Sochi’s history making Olympic torch relay

The Olympic torch relay is one of the most spectacular events of the Olympic Games, in which host cities have started a tradition of competing to stage the most colorful events.

The Sochi-2014 Olympic torch relay started from Moscow on October 7, 2013, and covered 90 percent of the territory of Russia. Source: RIA Novosti

Timur Ganeev, for RBTH

The torch relay of the Sochi games will be remembered not only as the longest, but also as one of the most unusual events in Olympic history: During its trip through Russia, the Olympic torch rode a Russian troika, a reindeer sleigh, and a camel, visited the international space station, and dove to the bottom of Lake Baikal. However, the heroes of the relay have been the torchbearers. Each of them has his own story.

The Sochi-2014 Olympic torch relay started from Moscow on October 7, 2013, and covered 90 percent of the territory of Russia. The Olympic flame has been seen by about 130 million people. In total, the torch traveled more than 65,000 kilometers (40,400 miles). This is an absolute record for the Winter Olympics. 

The torch traveled across Russia by car, train, plane, a Russian troika pulled by horses, a reindeer sleigh, a camel, and eventaly it made it to space for the first time in Olympic-torch history.

The 14,000 torchbearers were the main engines of the relay. Among them were ordinary citizens, as well as great Soviet and Russian athletes, such as skier Lyubov Yegorova, speed skater Lidia Skoblikova, biathlete Alexander Tikhonov, hockey player Vladislav Tretiak, and many others.

The most titled Russian athlete in the history of the Olympic Winter Games with 10 medles, Raisa Smetanina, shared her impressions of the relay with RBTH.

"I was very happy to carry the Olympic flame. It is an honor for any athlete. Moreover, I was the final torchbearer in my city and a lot of people turned out to see me; the organizers said that there were about 70,000,” she said. Smetanina participated in the Olympic torch relay in the city of Syktyvkar in northern Russia. “I felt like I was participating in the Olympics once again."

For the Russian Ice Hockey Federation President and three-time Olympic champion Vladislav Tretyak, the torch relay was the third in his life.
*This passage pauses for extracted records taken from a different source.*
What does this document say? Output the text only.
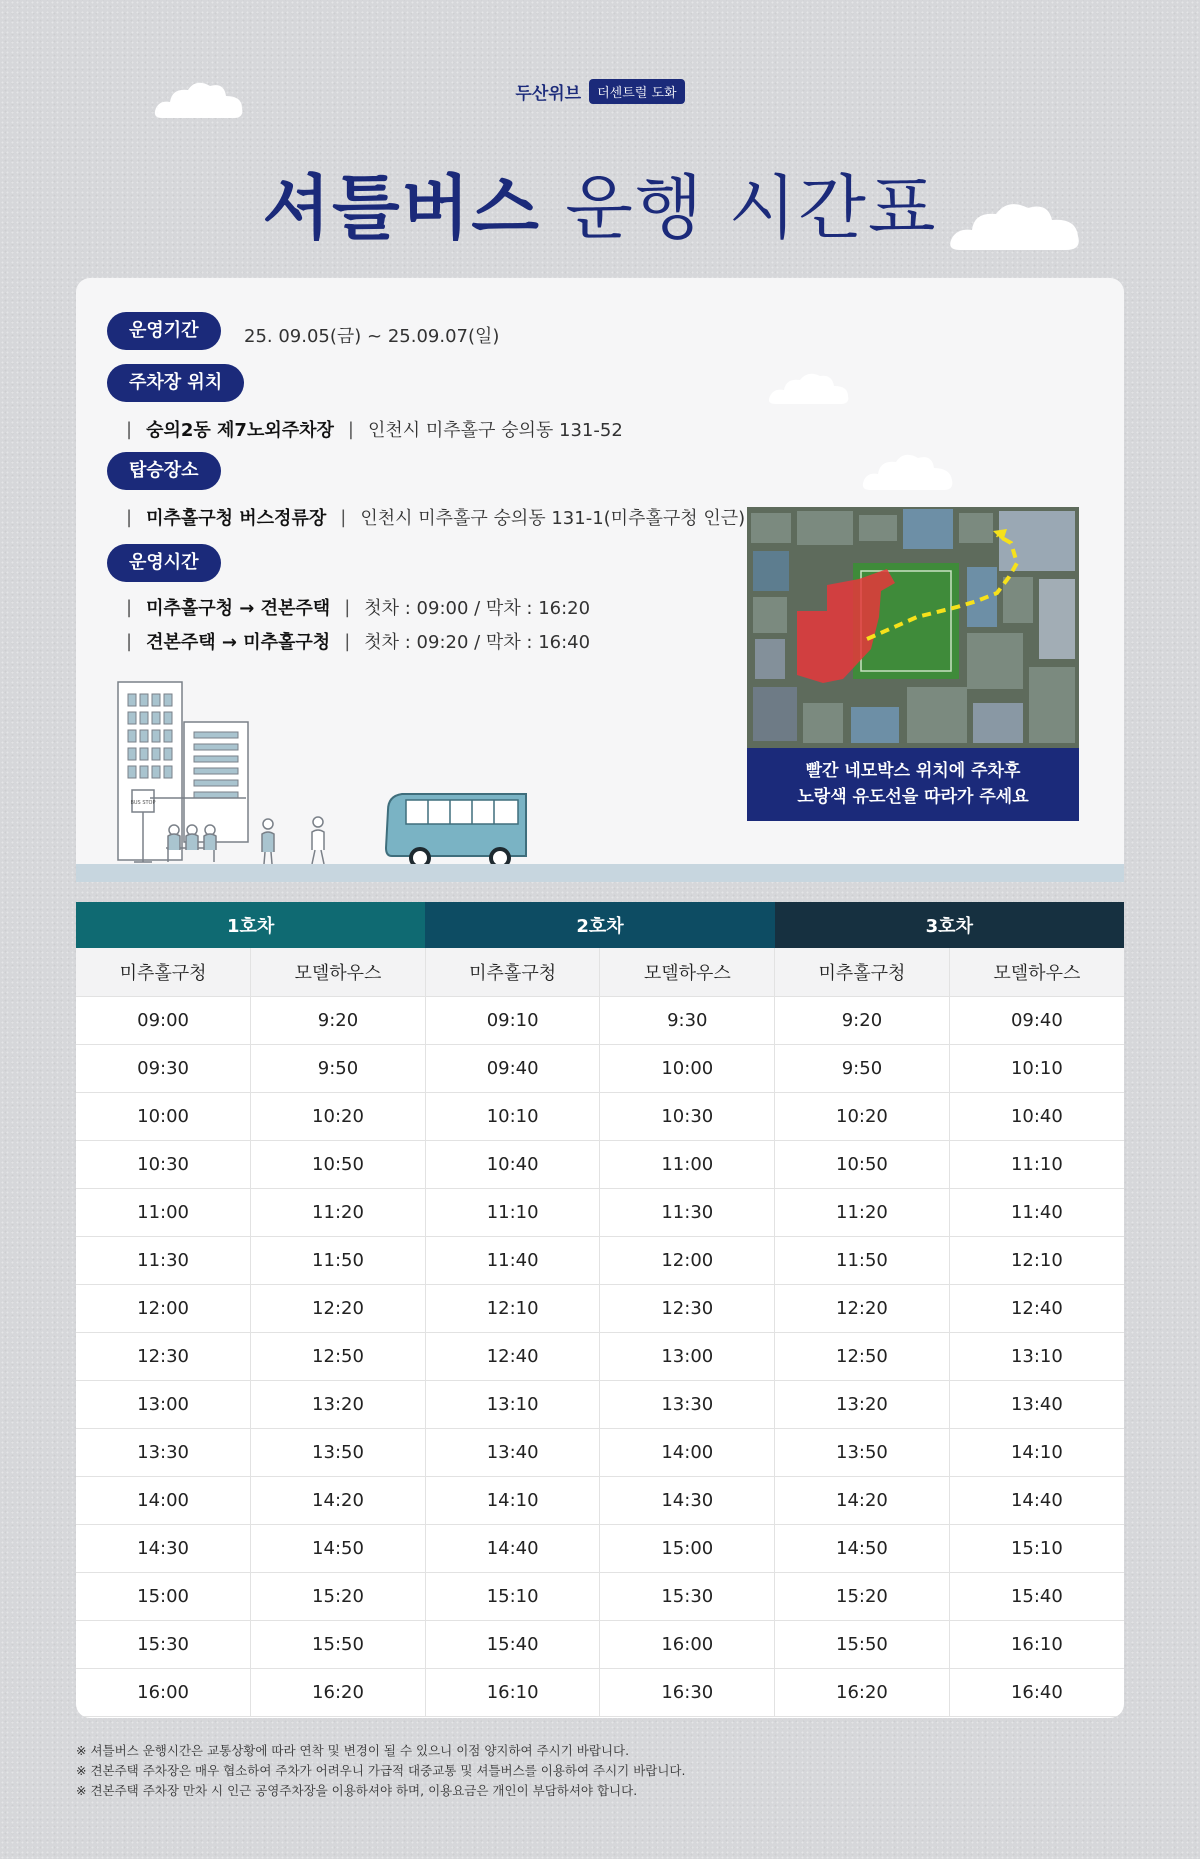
두산위브	더센트럴 도화
셔틀버스 운행 시간표
운영기간	25. 09.05(금) ~ 25.09.07(일)
주차장 위치
| 숭의2동 제7노외주차장 | 인천시 미추홀구 숭의동 131-52
탑승장소
| 미추홀구청 버스정류장 | 인천시 미추홀구 숭의동 131-1(미추홀구청 인근)
운영시간
| 미추홀구청 → 견본주택 | 첫차 : 09:00 / 막차 : 16:20
| 견본주택 → 미추홀구청 | 첫차 : 09:20 / 막차 : 16:40
BUS STOP
빨간 네모박스 위치에 주차후
노랑색 유도선을 따라가 주세요
1호차		2호차		3호차	
미추홀구청	모델하우스	미추홀구청	모델하우스	미추홀구청	모델하우스
09:00	9:20	09:10	9:30	9:20	09:40
09:30	9:50	09:40	10:00	9:50	10:10
10:00	10:20	10:10	10:30	10:20	10:40
10:30	10:50	10:40	11:00	10:50	11:10
11:00	11:20	11:10	11:30	11:20	11:40
11:30	11:50	11:40	12:00	11:50	12:10
12:00	12:20	12:10	12:30	12:20	12:40
12:30	12:50	12:40	13:00	12:50	13:10
13:00	13:20	13:10	13:30	13:20	13:40
13:30	13:50	13:40	14:00	13:50	14:10
14:00	14:20	14:10	14:30	14:20	14:40
14:30	14:50	14:40	15:00	14:50	15:10
15:00	15:20	15:10	15:30	15:20	15:40
15:30	15:50	15:40	16:00	15:50	16:10
16:00	16:20	16:10	16:30	16:20	16:40
※ 셔틀버스 운행시간은 교통상황에 따라 연착 및 변경이 될 수 있으니 이점 양지하여 주시기 바랍니다.
※ 견본주택 주차장은 매우 협소하여 주차가 어려우니 가급적 대중교통 및 셔틀버스를 이용하여 주시기 바랍니다.
※ 견본주택 주차장 만차 시 인근 공영주차장을 이용하셔야 하며, 이용요금은 개인이 부담하셔야 합니다.
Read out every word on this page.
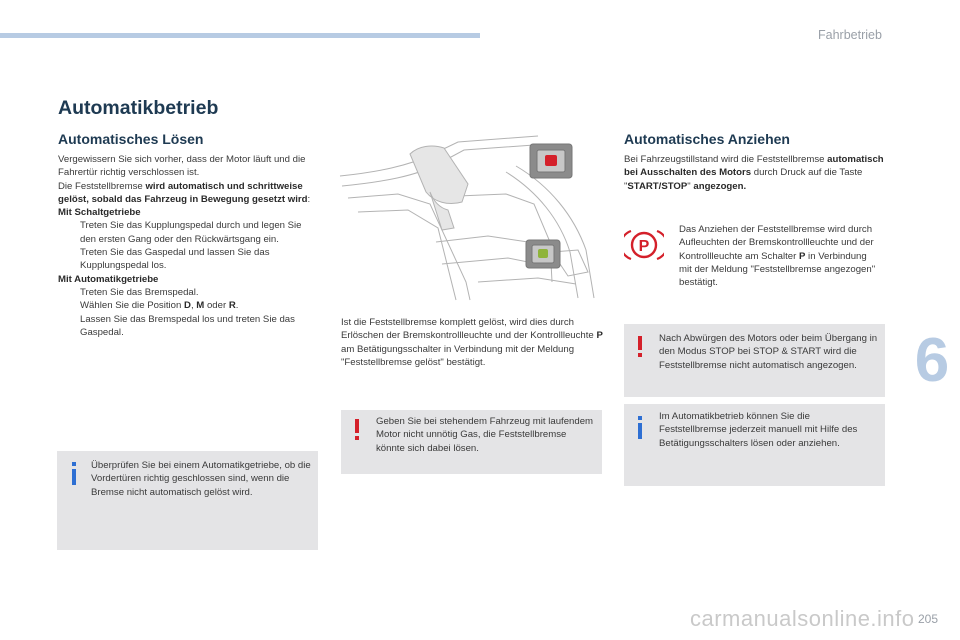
Fahrbetrieb
Automatikbetrieb
Automatisches Lösen

Vergewissern Sie sich vorher, dass der Motor läuft und die Fahrertür richtig verschlossen ist.

Die Feststellbremse wird automatisch und schrittweise gelöst, sobald das Fahrzeug in Bewegung gesetzt wird:

Mit Schaltgetriebe

Treten Sie das Kupplungspedal durch und legen Sie den ersten Gang oder den Rückwärtsgang ein.
Treten Sie das Gaspedal und lassen Sie das Kupplungspedal los.

Mit Automatikgetriebe

Treten Sie das Bremspedal.
Wählen Sie die Position D, M oder R.
Lassen Sie das Bremspedal los und treten Sie das Gaspedal.
Überprüfen Sie bei einem Automatikgetriebe, ob die Vordertüren richtig geschlossen sind, wenn die Bremse nicht automatisch gelöst wird.

Ist die Feststellbremse komplett gelöst, wird dies durch Erlöschen der Bremskontrollleuchte und der Kontrollleuchte P am Betätigungsschalter in Verbindung mit der Meldung "Feststellbremse gelöst" bestätigt.

Geben Sie bei stehendem Fahrzeug mit laufendem Motor nicht unnötig Gas, die Feststellbremse könnte sich dabei lösen.
Automatisches Anziehen

Bei Fahrzeugstillstand wird die Feststellbremse automatisch bei Ausschalten des Motors durch Druck auf die Taste "START/STOP" angezogen.

P

Das Anziehen der Feststellbremse wird durch Aufleuchten der Bremskontrollleuchte und der Kontrollleuchte am Schalter P in Verbindung mit der Meldung "Feststellbremse angezogen" bestätigt.

Nach Abwürgen des Motors oder beim Übergang in den Modus STOP bei STOP & START wird die Feststellbremse nicht automatisch angezogen.
Im Automatikbetrieb können Sie die Feststellbremse jederzeit manuell mit Hilfe des Betätigungsschalters lösen oder anziehen.
6
carmanualsonline.info 205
“The Sochi 2014 Olympic flame united all the people in Russia. Almost anyone in our country who wanted to could see the torch and catch the Olympic spirit,” he said. “Many people noted such minor details like the torch going out a few times. I don't think this fact is important at all. It seemed to me that the country is celebrating with high hopes. I hope that the athletes will be able to live up to everyone's expectations.”

Tretyak said he had had the honor of carrying the Olympic torch in the Turin relay in 2006 and accepted the torch from the organizers of the Games in Vancouver in 2010.

“It is an indescribable feeling," he said.

Olympic relay of the 21st century: A technology race

The first Olympic torch relay was held at the Summer Games in Berlin (1936). Three thousand runners took part in it. The flame was lit at the 1936 and 1948 Winter Olympics, but a relay was first held in 1952 before the Winter Olympics in Oslo.

In the 21st century Olympic organizers are constantly trying to amaze the public with some type of innovations. At the 2004 Summer Olympics in Athens, for the first time in the history of the games, a global relay was held with a burning torch. It was a simple torch resembling a twisted olive leaf. Technically, however, it had some problems, and in the course of the relay it was repeatedly blown out by the wind. The flame went out just as the Olympic flame was being solemnly presented to the president of the organizing committee of the Games, Gianna Angelopoulos-Daskalaki, in the Temple of Hera.

The Olympic torch relay at the Olympic Games in Beijing in 2008 was the last world relay. In 2009, the IOC decided the torch could travel only on the territory of the country hosting the Games.  During the relay for the 2012 Games in London, torchbearers carried the Olympic torch across the entire UK. The Olympic flame rode on a cable car, the London Underground, and racehorses. The torch was guarded by a specially trained unit of the Metropolitan Police Service (MPS). During the relay the MPS prevented the Derry Republicans (Northern Ireland) from stealing the Olympic flame, and saved the torch from a resident of Headingley (a suburb of Leeds) who wanted to throw a bucket of water on it.

The Moscow Olympic flame

The Olympic torch relay at the 1980 Olympic Games in Moscow lasted a little less than a month. In addition to the U.S.S.R., the torch traveled to Greece, Bulgaria, and Romania.

1980 Olympics torch relay in Russia. Source: YouTube 

In Moscow the Olympic torch was carried through the Arc de Triumph on Kutuzovski Prospekt and spent the night before the opening ceremony in the building of the Central Committee of the Communist Party. The famous basketball player Sergei Belov, who died in 2013, was entrusted with lighting the Olympic flame. 

It has not yet been announced who will light the flame during the opening ceremonies of the 2014 Sochi Games on February 7. According to organizers, it will be a deserving person who has done much for Russian athletics.